The Saudi regime recently showed its complete enslavement to the West by collapsing the price of oil under western orders: an act of economic warfare against Russia, Iran and Venezuela. If investigative journalist Wayne Madsen's sources are correct, the Saudis have succeeded in pumping so much oil by fracking using sea water to flush out extra oil. But this method could lead to the demise of the biggest Saudi oil fields in as little as five years, which could create a crisis both for world oil prices and for the stability of Saudi Arabia.
Iran, for its part, is working to become economically as well as scientifically, technologically, and militarily self-sufficient. It is moving to turn its oil into value-added products, rather than simply exporting raw crude, while building nuclear power plants in preparation for the day when the world runs out of oil – or stops burning it so as to prevent climate catastrophe. These policies are as wise as the Saudi policies are foolish.

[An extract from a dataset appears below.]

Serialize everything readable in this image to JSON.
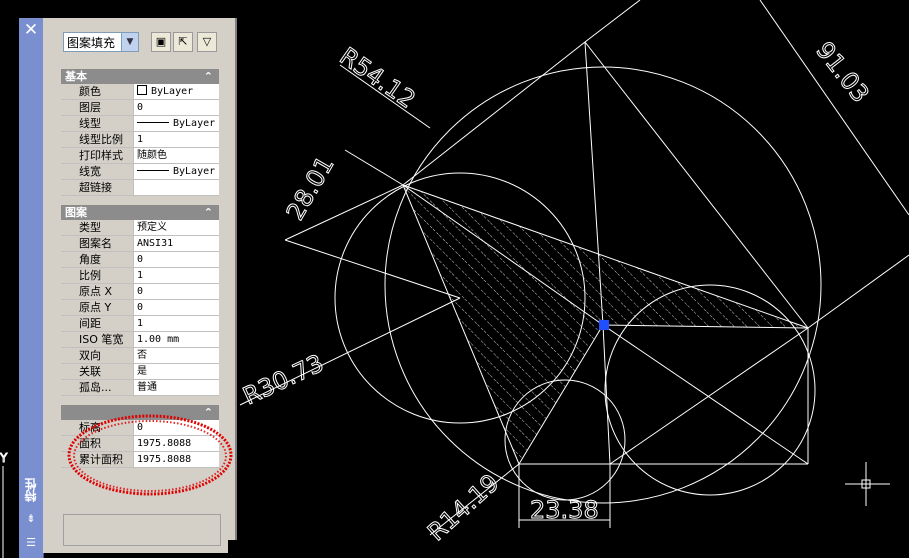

In short, while Saudi Arabia has suffered from derelict royal authority, Iran's leadership compares favorably not only to the benighted Saudis, but to a broad spectrum of other countries, Muslim and non-Muslim. The Supreme Leader's reaching out to young people all over the world represents his orientation toward building a better future; while the Saudi king's bequeathal of his kingdom to a gaggle of feuding geriatric sybarites illustrates that kingdom's ineffectual wallowing in the quagmires of the past.